Lot 17
  • 17

John Roddam Spencer Stanhope

150,000 - 200,000 GBP
bidding is closed


  • John Roddam Spencer Stanhope
  • Pine Woods at Viareggio
  • titled and signed on the backboard; The Pine Woods/ of Viareggio/ R Spencer Stanhope
  • oil on canvas


Joseph Dixon by 1909;
Christie's, London, 18 March 1911, lot 34;
A.B. Clifton;
Christie's, London, 6 July 1925, lot 48, bought by Mrs A.M. Stirling, the artist's sister;
The de Morgan Foundation, London, by whom sold Christie's, London, 28 November 2001, lot 5, where purchased by the present owner


London, Grosvenor Gallery, 1888, no.225;
London, Leighton House, Stanhope Exhibition, 1903, no.4;
Royal Birmingham Society of Artists, Special Collection of Works by the Late R. Spencer Stanhope, Autumn 1909, no.54, as Gathering Cones in the Wood of Viareggio


Athenaeum, no.3160, 19 May 1888, p.638;
Athenaeum, no.3945, 6 June 1903, p.729

Catalogue Note

Stanhope had a long relationship with Italy. He first visited in 1853 with his then teacher G.F. Watts, and over the next twenty years he frequently spent the winter in Italy due to chronic ill-health. In 1873, he bought a house just outside Florence called Villa Nuti where he moved permanently in 1880. The present picture depicts three local girls collecting cones and branches in the pine forests of Viareggio in Tuscany. The area is still known today for its peaceful forests, and Stanhope conjures before the viewer the very image of the sparsely arranged trees and its dense canopy. Stanhope has rendered the foliage on the forest floor with an acute level of realism: the tufts of dry grass, weeds, branches, and the spiked surface of the pine cones are all juxtaposed with the soft vulnerability of the girls’ bare feet.

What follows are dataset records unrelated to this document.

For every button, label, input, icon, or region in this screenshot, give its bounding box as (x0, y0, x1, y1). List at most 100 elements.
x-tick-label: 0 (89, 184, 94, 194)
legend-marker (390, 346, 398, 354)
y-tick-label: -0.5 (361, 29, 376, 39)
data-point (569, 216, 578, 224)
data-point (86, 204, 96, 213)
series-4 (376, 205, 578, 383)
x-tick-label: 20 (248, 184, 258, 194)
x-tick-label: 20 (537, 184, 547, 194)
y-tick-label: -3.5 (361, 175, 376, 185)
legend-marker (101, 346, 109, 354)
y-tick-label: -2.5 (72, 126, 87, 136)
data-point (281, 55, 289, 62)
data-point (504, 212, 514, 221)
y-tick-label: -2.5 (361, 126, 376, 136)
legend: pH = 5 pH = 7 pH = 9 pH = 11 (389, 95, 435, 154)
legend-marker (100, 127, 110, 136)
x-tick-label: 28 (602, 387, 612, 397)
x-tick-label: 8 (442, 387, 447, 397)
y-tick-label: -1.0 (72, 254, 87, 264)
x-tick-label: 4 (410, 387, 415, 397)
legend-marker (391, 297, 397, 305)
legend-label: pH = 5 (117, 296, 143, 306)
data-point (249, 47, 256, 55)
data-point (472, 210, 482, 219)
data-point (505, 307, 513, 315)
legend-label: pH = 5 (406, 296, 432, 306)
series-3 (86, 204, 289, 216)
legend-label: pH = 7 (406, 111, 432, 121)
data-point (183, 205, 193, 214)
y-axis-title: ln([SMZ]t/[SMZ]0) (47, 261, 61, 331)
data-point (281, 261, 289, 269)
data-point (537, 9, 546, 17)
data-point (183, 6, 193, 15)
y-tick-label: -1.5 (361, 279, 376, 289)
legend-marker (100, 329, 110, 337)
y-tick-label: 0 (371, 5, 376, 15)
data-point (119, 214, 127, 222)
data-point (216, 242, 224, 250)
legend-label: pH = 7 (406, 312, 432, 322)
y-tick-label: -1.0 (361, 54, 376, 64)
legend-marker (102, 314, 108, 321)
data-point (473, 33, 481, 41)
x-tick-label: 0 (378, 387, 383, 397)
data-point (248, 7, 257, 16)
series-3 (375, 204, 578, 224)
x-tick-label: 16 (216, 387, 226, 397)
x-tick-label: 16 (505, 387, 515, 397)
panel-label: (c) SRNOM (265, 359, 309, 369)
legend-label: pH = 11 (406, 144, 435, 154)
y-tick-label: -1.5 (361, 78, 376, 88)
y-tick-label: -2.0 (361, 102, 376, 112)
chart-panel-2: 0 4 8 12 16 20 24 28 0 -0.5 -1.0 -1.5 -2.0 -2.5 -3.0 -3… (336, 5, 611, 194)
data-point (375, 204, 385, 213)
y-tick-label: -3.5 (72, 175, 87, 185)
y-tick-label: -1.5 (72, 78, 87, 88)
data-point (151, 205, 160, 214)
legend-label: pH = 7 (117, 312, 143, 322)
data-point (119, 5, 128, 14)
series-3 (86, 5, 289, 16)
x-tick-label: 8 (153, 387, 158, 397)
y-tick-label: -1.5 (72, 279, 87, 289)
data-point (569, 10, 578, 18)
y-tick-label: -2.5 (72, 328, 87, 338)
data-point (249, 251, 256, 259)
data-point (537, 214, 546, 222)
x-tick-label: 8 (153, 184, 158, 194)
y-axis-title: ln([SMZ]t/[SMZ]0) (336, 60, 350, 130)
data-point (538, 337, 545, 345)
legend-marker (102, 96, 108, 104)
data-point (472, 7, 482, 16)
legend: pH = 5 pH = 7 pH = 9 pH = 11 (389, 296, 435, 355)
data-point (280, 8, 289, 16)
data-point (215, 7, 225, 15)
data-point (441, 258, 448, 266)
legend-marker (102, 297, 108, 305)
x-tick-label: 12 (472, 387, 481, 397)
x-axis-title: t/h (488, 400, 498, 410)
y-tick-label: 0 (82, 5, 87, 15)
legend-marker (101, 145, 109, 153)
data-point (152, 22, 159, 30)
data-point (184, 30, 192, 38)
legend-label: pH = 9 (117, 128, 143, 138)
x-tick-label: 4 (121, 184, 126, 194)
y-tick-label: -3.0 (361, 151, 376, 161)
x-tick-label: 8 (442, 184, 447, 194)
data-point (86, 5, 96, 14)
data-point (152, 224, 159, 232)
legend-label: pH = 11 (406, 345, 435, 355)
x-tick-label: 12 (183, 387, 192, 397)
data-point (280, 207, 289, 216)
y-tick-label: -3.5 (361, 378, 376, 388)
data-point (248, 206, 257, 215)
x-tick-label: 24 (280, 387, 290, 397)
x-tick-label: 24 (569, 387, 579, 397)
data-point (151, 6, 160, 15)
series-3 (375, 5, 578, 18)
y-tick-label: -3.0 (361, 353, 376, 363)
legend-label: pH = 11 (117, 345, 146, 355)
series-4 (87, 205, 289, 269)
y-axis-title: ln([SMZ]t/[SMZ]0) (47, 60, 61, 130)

Stanhope was a second generation Pre-Raphaelite, drawing inspiration particularly from Edward Burne-Jones, who, though two years Stanhope’s junior, proved to be the biggest influence on his work. The admiration was mutual, Burne-Jones writing that, “[Stanhope’s] colour is beyond anything the finest in Europe” (Burne-Jones quoted in John Christian ed., The Last Romantics, 1989, p.79); indeed, the reds, pinks and blues of the girls’ costumes assimilate seamlessly into the earthy palette of the forest whilst maintaining their richness. Having met Rossetti and Burne-Jones in 1857 he was among the painters chosen to help the artists paint the Debating Chamber at the Oxford Union. His favoured venues to exhibit his work were the Grosvenor Gallery, and the New Galleries, which were both known for their support of the Pre-Raphaelites. Although he did also display at the Royal Academy, these galleries were favoured by the artist because of their more unconventional leaning. Unlike many other Pre-Raphaelites, however, Stanhope did not need to paint for his living, having come from an aristocratic background.

The subject of Pine Woods at Viareggio is atypical of Stanhope’s oeuvre which was mostly classical and biblical in subject matter. Unlike his works depicting literature, allegory and religious subjects, this painting is a genre scene: it lacks a particular narrative, and instead examines three contadinas pausing for an exchange in the forest. However, the treatment of the subject matter is similar to his oeuvre; the hushed dialogue of three young women reminds us of the quiet sincerity of a biblical or allegorical exchange. The positioning of the girl on the far left is reminiscent of a classical caryatid, in the same vein in which his mythological muses are arranged.

His time in Italy is evident not only in the representation of observed local labour in the pine forest of Viareggio, but in his references to Italian Old Masters. Over a period of decades visiting Italy, Stanhope was frequently exposed to the works of Botticelli, whose influence is prevalent in this painting. There are striking similarities between Botticelli’s late 15th century Primavera and Stanhope’s Pine Woods at Viareggio: the division of the composition into forest floor and canopy with the protagonists staged across the horizon; the smattering of natural objects underfoot in the wooded area; and the triadic arrangement of the three girls which resonates with Botticelli’s grouping of the Three Graces. If Primavera depicts mythological figures in the spring, Stanhope’s Pine Woods at Viareggio is the contemporary Tuscan autumn descendent.

Stanhope wrote that, ‘all the great painters lived before Raphael’s time’ (A.M.W. Stirling, A Painter of Dreams and Other Biographical Studies, 1916, p. 325), a belief that is evidenced in the clear influence of Italian Old Master paintings in the small figures placed on the horizon. These vignettes hark back to medieval narrative sequences where one canvas told a story through the depiction of multiple smaller scenes. Though Stanhope’s painting is not narrative in nature, the inclusion of smaller figures carrying out nostalgic pastoral activities rhymes with our knowledge of pre-Renaissance panel paintings.